14 okt 2016

der Gunther

Ik wil graag lepeltje lepeltje oud worden met mijn hond en kat op mijn voeteneinde en mijn slofjes voor het bed. Nee, ik wil graag lepeltje oud worden met mijn hond en kat op mijn voeteneinde en een glimlach om mijn mond. En graag ook een glimlach om de mond van die oude knar die achter me ligt. Ada dacht dat ook. Ik was net in bad haar verhaal aan het beluisteren. Ada komt uit Friesland. Dat zie je en dat hoor je. Ada ziet er nog net zo oenig uit als toen ze zes was. En toen ze 26 was ontmoette ze Gunther. Echt ik wilde wat Duitse zinnen gebruiken maar ik krijg het mijn strot niet meer uit. De Gunther was een Duitse jongen. Da mog niet van de moeder van Ada. Ik snap dat wel. Maar blijkbaar snapte ik het toch niet helemaal..... Ada is een vrolijke lieverd. Ze legt met zware tongval uit dat Gunther 'n schat van 'n jong'n was'. Ik volg je, Ada. Dat Gunther 'nooi dun keer lillek tegen hor gedaan'n had'. Ik volg je nog steeds, Ada. Ada ziet er uit als het kuiken van een kalkoen gekruist met een blauwe pauw: schriel en afgrijselijk gekleurd gekleed. Maar ze is wel heel lief. Ze heeft veel zin om Gunther na vijftig jaar weer terug te zien en haar man vindt het best. Als ie maar eindelijk van dat gezeik af is. Nou, geloof me, dat is ie straks.

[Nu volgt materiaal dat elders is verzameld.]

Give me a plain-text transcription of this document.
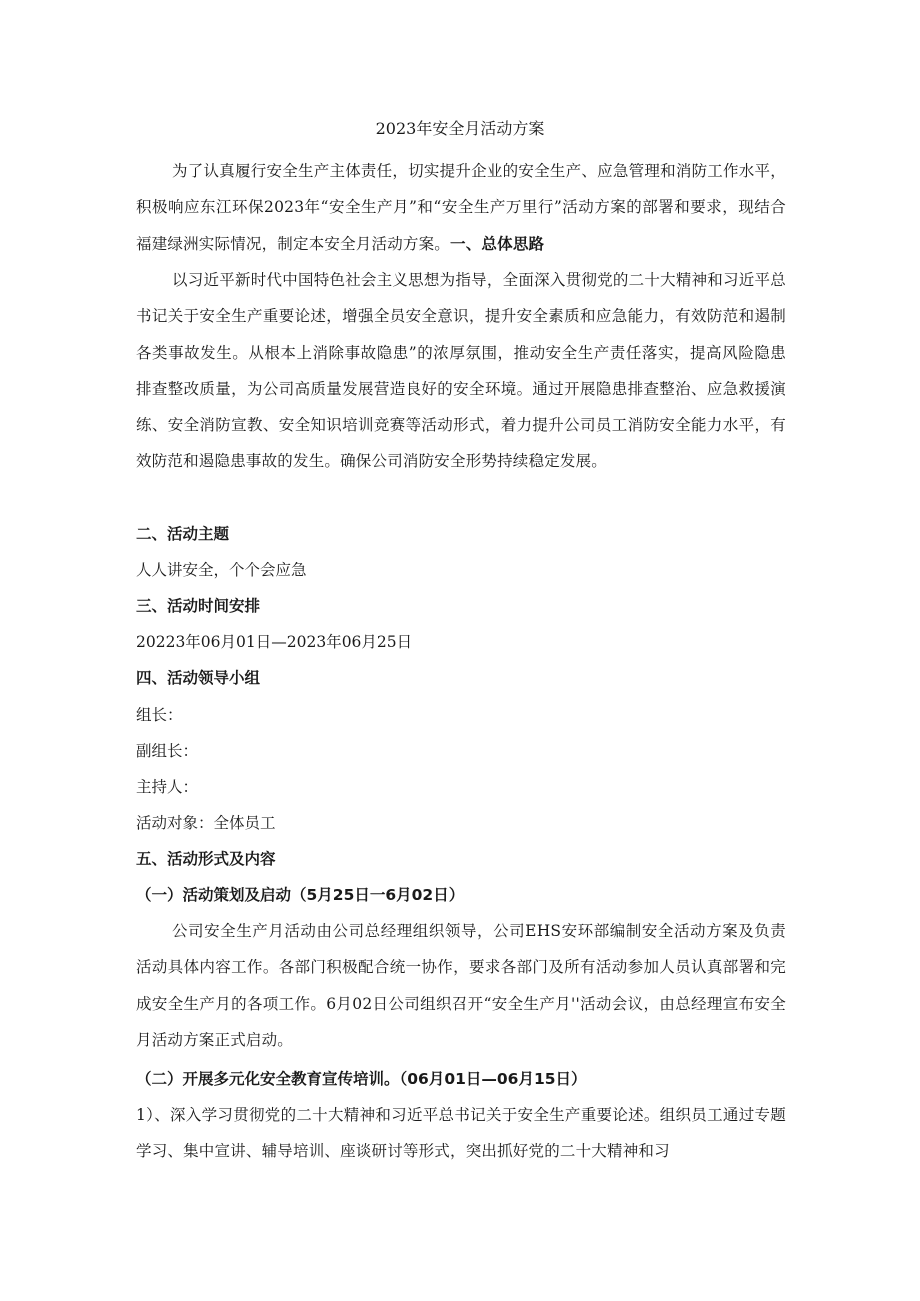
2023年安全月活动方案
为了认真履行安全生产主体责任，切实提升企业的安全生产、应急管理和消防工作水平，积极响应东江环保2023年“安全生产月”和“安全生产万里行”活动方案的部署和要求，现结合福建绿洲实际情况，制定本安全月活动方案。一、总体思路
以习近平新时代中国特色社会主义思想为指导，全面深入贯彻党的二十大精神和习近平总书记关于安全生产重要论述，增强全员安全意识，提升安全素质和应急能力，有效防范和遏制各类事故发生。从根本上消除事故隐患”的浓厚氛围，推动安全生产责任落实，提高风险隐患排查整改质量，为公司高质量发展营造良好的安全环境。通过开展隐患排查整治、应急救援演练、安全消防宣教、安全知识培训竞赛等活动形式，着力提升公司员工消防安全能力水平，有效防范和遏隐患事故的发生。确保公司消防安全形势持续稳定发展。
二、活动主题
人人讲安全，个个会应急
三、活动时间安排
20223年06月01日—2023年06月25日
四、活动领导小组
组长：
副组长：
主持人：
活动对象：全体员工
五、活动形式及内容
（一）活动策划及启动（5月25日一6月02日）
公司安全生产月活动由公司总经理组织领导，公司EHS安环部编制安全活动方案及负责活动具体内容工作。各部门积极配合统一协作，要求各部门及所有活动参加人员认真部署和完成安全生产月的各项工作。6月02日公司组织召开“安全生产月''活动会议，由总经理宣布安全月活动方案正式启动。
（二）开展多元化安全教育宣传培训。（06月01日—06月15日）
1）、深入学习贯彻党的二十大精神和习近平总书记关于安全生产重要论述。组织员工通过专题学习、集中宣讲、辅导培训、座谈研讨等形式，突出抓好党的二十大精神和习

Gunther komt in beeld. Hij stapt kreunend de auto uit met een bril uit 1982 op zijn hoofd waarvan de glazen vierkant en bruingestookt zijn, en zijn halve wangen bedekken. Hij zucht en steunt, hij hijgt en kreunt. "De wind is hier nog precies hetzelfde als toen. Ongelooflijk. Het licht is nog precies als toen, ik zie Ada zo weer zitten. Het lijkt wel een droom", zegt Gunther zuchtend en kreunend. (ja, ik weet het, hij deed het nog veel vaker als dat ik het neerschrijf) Hij knijpt zijn ogen samen en tuurt naar de wolken en zegt "Hoe kan het bestaan dat de wind nog precies hetzelfde is...." Ok, Gunther, ik begin me al lichtelijk aan je te irriteren. Dan gaat Gunther het dorps-cafe in, alwaar hij op een tafeltje zijn oude brieven aan Ada ziet liggen. Hij zucht en zucht en kreunt en pakt zijn voorhoofd vast en hijgt. "Heb ik zoveel brieven aan Ada geschreven?" Ben je mal, ze heeft die van Arie en Ron er ook bij gelegd om het stapeltje op te leuken, nou lekker? Krakend gaat hij zitten, te ontroerd om zijn driekwart jas uit te doen. Hij huilt "Dat ik nou deze brief die gaat over het schrijfblok dat ik van mijn vader heb gekregen er als eerste uit pak.....ongelooflijk he.....dit is niet te bevatten". Gunther, ik volg je niet. Ada kan ik volgen, maar wat klets jij nou? Als je een brief had gepakt die over de kunstheup van je moeder ging, was het dan anders geweest of was het dan ook "ongelooflijk janken geblazen"? Als alle tranen in de kieren van de (stam)Tisch zijn gelopen, zucht Gunther zich naar buiten om eindelijk zijn Ada weer te zien na vijftig jaar. Kreunend loopt hij de dijk op, Ada komt hem tegemoet als een papegaai die op het carnaval van Rio gekleed is. Haar ogen stralen en haar nageltjes zijn vrolijk rood, net als haar wollen mutsje. Gunther valt haar zuchtend in de armen en schokschoudert kreunend, terwijl er tranen uit zijn verkrampte gezicht over haar blauw-groen-bruin-geel-roze-oranje manteltje rollen. "Och Ada......wat een wonder, het is toch ongelooflijk. Jouw ogen zijn nog precies dezelfde, maar de mijne niet meer, zie je dat?". Ik zie Ada denken: zal ik nu vragen of ie ze voor twee blauwe glazen verwisseld heeft....? Ada wordt overvallen door een dikke steunende gedateerde grijze klaagdeken die Gunther heet, en snapt op slag dat het feit dat hij Duits was niets met haar moeders advies te maken had. Gunther is gewoon een ontzettende zeikerd. Het is toch ongelooflijk.